The Department of Defense announced Monday, Aug. 20 the death of seven service members who were supporting Operation Enduring Freedom. They died Aug. 16 in a helicopter crash northeast of Kandahar, Afghanistan. One man had been raised in Lehigh Acres. His wife lives in Melbourne, Fla.
Among those killed was former Lehigh resident Chief Warrant Officer Brian D. Hornsby, 37, of Melbourne, assigned to the 2nd Battalion, 25th Aviation Regiment, 25th Combat Aviation Brigade, 25th Infantry Division, Schofield Barracks, Hawaii.
Hornsby's parents live in Lehigh. His father, Glenn, said Hornsby grew up in Lehigh but graduated from high school in North Carolina. While in the Lehigh area, he attended Riverdale High School in nearby Fort Myers.
CWO Brian D. Hornsby
His father said he later returned to Southwest Florida to attend college at the former USF campus in Fort Myers, now FGCU.
Hornsby is survived by a wife and two children. He was on his second deployment to Afghanistan, according to the Dept. of Defense. His wife could not be contacted by a reporter in Melbourne last week.
CWO Hornsby's family was making plans last week for a private memorial service, his father said.
Hornsby's parents, Glenn and Donna Hornsby of Lehigh, released a statement that expressed what their son meant to them. They said it was easier during this difficult time to make one statement so they would not have to talk to all the media in the area.
The statement follows:
"CW3 Brian D. Hornsby was a loving and compassionate husband, father, son, brother and friend who never chose the easy path in life," the statement read.
"He joined the Army in 1998 as a military policeman with the ultimate dream of becoming a pilot. That dream became a reality in 2001 when he was selected for the Army Warrant Officer and Aviation programs."
The family's official comments also touched on Hornsby's important missions in Europe, Medevac missions in Honduras, air assault missions in Iraq and special operations support missions in Afghanistan during his Army aviation career.
"He was highly respected as 'one of the best of the best pilots' and often requested by name to fly the really tough and dangerous missions," the family statement read. "He never turned down that special opportunity because he knew it would save the lives of his fellow servicemen."
Hornsby's father told The Lehigh Acres Citizen that the family appreciated all the support they were being shown. He said he was not sure last week when the private family service would be held, but he said his son would be buried in Arlington National Cemetery in Washington, D.C.
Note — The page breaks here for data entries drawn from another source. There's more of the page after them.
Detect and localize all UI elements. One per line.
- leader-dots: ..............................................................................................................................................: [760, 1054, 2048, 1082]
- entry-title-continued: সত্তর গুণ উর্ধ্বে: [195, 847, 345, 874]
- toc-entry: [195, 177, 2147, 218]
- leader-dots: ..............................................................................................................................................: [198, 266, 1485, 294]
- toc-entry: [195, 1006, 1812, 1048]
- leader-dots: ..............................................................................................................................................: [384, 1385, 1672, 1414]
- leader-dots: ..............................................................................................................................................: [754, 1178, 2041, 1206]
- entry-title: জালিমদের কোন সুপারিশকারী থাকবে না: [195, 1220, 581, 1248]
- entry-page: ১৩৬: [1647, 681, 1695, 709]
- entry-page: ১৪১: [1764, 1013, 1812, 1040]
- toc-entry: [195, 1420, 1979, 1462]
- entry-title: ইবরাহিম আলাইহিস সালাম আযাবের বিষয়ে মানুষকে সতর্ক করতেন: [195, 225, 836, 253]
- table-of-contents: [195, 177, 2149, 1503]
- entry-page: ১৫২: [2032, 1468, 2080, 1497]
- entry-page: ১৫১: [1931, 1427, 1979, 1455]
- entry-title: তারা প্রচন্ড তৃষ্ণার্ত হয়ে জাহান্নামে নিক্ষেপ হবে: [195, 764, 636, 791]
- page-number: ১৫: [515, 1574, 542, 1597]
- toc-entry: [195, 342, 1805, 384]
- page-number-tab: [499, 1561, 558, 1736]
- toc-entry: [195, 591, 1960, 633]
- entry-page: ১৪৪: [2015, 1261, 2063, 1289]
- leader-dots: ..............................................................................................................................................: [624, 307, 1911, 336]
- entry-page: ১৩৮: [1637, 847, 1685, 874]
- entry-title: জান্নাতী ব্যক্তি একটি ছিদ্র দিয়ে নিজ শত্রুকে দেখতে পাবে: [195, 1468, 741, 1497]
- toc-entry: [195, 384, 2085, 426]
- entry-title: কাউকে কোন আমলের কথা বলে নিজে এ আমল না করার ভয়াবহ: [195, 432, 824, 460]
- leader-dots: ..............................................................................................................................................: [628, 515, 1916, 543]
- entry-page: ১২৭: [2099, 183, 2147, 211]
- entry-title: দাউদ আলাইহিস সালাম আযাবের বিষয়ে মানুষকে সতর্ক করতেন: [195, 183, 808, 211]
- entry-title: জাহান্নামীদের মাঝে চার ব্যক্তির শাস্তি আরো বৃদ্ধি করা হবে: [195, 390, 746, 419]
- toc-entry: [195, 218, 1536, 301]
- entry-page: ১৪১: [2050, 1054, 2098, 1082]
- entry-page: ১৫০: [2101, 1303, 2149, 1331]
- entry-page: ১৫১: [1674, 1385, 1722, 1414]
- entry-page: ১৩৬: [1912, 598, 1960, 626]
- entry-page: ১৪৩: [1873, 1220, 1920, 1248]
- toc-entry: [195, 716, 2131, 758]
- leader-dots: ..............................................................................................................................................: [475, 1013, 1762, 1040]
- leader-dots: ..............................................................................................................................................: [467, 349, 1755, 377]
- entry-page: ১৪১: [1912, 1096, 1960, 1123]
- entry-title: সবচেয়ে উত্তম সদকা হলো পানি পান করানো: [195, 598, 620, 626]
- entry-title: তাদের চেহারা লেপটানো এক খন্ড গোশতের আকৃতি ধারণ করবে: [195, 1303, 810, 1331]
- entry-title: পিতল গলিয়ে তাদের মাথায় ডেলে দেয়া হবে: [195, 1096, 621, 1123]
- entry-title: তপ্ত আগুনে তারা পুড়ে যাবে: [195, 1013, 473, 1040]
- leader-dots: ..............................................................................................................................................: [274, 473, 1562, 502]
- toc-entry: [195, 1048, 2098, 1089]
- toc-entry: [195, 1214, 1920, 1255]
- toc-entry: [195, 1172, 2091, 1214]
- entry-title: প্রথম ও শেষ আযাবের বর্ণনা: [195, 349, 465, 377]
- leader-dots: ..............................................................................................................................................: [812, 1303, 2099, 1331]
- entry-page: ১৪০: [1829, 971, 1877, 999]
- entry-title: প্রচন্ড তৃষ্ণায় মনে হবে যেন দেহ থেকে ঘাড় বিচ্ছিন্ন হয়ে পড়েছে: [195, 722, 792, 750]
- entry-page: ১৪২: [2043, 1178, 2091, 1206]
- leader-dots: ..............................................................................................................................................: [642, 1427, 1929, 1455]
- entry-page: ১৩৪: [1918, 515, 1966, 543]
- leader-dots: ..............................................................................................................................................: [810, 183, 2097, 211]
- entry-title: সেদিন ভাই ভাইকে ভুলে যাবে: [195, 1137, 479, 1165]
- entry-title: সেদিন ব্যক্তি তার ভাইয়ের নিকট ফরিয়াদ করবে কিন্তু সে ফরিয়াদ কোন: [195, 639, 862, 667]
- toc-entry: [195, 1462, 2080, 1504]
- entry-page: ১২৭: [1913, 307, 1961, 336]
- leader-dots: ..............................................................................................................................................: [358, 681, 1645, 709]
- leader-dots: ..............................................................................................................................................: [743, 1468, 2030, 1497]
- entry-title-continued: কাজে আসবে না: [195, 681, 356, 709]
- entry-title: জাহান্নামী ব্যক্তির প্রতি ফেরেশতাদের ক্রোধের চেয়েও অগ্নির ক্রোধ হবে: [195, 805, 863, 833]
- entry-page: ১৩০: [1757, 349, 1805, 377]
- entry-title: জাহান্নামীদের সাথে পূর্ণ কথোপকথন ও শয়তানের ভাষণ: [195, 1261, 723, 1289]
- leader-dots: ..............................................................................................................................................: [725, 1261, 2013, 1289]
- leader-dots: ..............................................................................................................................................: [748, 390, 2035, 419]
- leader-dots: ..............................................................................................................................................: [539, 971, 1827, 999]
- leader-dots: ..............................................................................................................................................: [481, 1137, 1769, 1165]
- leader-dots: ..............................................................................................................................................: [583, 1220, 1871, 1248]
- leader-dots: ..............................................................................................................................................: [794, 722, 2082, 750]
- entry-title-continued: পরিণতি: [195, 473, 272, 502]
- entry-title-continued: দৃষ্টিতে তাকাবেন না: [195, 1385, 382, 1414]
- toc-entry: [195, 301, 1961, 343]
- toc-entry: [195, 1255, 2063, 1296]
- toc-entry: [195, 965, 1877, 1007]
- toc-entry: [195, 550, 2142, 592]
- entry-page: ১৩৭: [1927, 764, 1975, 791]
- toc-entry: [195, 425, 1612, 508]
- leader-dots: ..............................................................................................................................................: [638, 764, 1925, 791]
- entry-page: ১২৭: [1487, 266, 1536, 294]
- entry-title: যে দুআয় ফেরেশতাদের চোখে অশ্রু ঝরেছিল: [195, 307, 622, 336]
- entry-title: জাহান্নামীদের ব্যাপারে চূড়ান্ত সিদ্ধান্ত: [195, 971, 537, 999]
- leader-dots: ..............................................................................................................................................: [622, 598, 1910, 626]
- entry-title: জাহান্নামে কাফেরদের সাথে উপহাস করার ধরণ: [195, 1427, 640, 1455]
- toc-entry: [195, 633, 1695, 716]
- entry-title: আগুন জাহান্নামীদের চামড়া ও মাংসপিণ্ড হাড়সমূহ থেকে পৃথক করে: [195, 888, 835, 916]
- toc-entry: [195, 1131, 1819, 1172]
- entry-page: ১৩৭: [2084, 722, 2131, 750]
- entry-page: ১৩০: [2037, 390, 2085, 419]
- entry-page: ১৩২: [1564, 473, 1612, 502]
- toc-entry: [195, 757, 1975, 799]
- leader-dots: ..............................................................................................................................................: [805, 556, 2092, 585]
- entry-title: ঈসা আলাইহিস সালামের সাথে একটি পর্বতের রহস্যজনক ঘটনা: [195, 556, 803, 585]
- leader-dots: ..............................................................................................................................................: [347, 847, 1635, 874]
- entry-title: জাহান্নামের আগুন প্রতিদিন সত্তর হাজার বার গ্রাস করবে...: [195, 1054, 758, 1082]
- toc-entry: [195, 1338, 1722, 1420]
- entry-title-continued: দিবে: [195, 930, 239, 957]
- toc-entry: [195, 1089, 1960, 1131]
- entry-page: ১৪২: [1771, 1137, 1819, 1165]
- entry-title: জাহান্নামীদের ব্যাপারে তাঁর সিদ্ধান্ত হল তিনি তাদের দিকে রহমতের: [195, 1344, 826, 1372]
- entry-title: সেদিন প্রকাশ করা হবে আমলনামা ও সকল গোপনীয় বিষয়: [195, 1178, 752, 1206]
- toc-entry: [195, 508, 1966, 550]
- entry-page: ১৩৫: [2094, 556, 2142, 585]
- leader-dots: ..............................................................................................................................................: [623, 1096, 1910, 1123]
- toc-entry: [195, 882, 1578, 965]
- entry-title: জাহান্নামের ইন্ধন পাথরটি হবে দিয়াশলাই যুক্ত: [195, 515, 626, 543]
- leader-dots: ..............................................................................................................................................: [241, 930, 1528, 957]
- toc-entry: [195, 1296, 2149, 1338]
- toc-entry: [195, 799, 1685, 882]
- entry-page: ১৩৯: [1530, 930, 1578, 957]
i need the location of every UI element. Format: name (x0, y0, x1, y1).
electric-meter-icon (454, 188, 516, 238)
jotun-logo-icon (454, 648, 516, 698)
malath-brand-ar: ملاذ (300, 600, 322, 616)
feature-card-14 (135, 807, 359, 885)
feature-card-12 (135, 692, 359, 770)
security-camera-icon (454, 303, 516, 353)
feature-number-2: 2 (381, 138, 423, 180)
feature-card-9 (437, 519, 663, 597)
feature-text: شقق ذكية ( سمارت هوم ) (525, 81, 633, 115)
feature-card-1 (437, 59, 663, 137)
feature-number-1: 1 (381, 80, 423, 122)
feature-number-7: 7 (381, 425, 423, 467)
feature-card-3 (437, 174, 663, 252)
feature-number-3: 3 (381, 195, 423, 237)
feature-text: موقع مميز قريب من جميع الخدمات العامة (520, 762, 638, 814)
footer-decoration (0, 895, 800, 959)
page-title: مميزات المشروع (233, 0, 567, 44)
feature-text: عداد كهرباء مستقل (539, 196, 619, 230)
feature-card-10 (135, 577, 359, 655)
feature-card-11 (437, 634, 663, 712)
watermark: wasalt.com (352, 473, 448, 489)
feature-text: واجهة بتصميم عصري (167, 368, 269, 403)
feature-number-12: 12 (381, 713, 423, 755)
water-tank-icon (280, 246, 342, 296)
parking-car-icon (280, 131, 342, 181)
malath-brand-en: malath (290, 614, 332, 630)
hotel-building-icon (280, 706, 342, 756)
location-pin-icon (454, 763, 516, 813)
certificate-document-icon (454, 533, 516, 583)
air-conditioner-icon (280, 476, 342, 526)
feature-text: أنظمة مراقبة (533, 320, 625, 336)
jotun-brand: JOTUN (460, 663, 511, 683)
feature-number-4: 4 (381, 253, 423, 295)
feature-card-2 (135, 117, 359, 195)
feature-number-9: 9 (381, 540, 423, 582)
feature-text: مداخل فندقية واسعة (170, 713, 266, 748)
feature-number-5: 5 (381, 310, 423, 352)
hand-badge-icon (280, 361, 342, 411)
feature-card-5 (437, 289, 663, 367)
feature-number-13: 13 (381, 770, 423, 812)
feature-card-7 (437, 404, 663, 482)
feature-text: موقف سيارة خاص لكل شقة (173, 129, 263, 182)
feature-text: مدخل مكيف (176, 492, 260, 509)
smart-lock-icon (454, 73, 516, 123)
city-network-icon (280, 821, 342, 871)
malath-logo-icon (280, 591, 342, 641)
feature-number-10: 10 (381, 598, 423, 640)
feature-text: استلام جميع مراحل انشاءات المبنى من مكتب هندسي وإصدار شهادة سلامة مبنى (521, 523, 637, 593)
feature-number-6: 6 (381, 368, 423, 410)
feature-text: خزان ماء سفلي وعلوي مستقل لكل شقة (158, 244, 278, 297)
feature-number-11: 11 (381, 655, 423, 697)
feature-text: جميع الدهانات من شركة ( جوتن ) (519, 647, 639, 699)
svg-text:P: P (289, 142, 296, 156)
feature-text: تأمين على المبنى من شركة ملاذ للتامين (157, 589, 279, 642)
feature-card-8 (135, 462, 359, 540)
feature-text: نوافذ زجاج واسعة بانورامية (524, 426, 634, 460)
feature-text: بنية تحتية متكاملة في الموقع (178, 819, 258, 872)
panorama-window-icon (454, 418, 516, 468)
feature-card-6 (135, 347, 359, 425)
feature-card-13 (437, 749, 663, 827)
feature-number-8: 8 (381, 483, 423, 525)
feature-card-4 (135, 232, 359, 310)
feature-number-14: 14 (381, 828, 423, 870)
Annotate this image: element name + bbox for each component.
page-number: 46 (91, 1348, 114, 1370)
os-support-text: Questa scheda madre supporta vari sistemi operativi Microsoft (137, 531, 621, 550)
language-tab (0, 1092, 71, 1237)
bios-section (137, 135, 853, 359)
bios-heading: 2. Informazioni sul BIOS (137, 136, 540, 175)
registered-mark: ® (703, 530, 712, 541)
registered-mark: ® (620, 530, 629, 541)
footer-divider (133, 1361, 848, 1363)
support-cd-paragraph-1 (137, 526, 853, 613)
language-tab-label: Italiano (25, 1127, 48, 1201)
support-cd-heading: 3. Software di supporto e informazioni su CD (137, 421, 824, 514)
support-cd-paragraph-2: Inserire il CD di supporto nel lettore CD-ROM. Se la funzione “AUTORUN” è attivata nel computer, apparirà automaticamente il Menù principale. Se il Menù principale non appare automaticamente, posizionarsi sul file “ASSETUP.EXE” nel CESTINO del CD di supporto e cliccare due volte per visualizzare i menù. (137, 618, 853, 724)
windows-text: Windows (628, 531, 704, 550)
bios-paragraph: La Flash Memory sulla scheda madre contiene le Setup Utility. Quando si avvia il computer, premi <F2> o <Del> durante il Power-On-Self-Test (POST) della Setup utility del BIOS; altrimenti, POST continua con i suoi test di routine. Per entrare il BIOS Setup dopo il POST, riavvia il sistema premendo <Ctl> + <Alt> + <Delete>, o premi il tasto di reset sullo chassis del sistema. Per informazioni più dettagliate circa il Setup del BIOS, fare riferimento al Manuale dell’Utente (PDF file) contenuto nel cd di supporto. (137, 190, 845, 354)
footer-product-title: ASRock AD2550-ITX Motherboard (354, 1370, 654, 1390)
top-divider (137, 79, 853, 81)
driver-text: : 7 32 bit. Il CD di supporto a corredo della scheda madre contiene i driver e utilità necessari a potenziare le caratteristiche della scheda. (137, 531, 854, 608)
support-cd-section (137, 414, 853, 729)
The death of Hornsby marks the fourth death in the two wars from the Lehigh and Alva Area.
The Defense Department said Hornsby has received the Air Medal, Army Commendation Medal, Army Achievement Medal, Army Good Conduct Medal, National Defense Service Medal, Afghanistan Campaign Medal, Iraq Campaign Medal, Global War on Terrorism Service Medal, Noncommissioned Officer Professional Development Ribbon, army Service Ribbon, Overseas Service Ribbon, NATO Medal and the Senior Army Aviator Badge.
Maj. Gen. Kurt Fuller, commanding general, 25th Infantry Division said, "Our heartfelt condolences and prayers go out to the families and loved ones of our fallen heroes. Although the 25th Ciombat Aviation Brigade family has suffered a huge loss, they will continue their mission with the utmost courage and resolve."
Six others were killed in the same crash, which the Taliban claimed responsibility included:
- Chief Warrant Officer Suresh N. A. Krause, 29, of Cathedral City, Calif.
- Sergeant Luis A. Oliver Galbreath, 41, of San Juan, Puerto Rico.
- Sergeant Richard A. Essex, 23, Kelseyville, Calif.
- Special Warfare Operator Petty Officer 1st Class Patrick D. Feeks, 28, of Edgewater, Md.
- Special Warfare Operator Petty Officer 2nd Class David J. Warsen.
- Explosive Ordnance Disposal Petty Officer Technician 1st Class Sean P. Carson, 32, of Des Moines, Wash.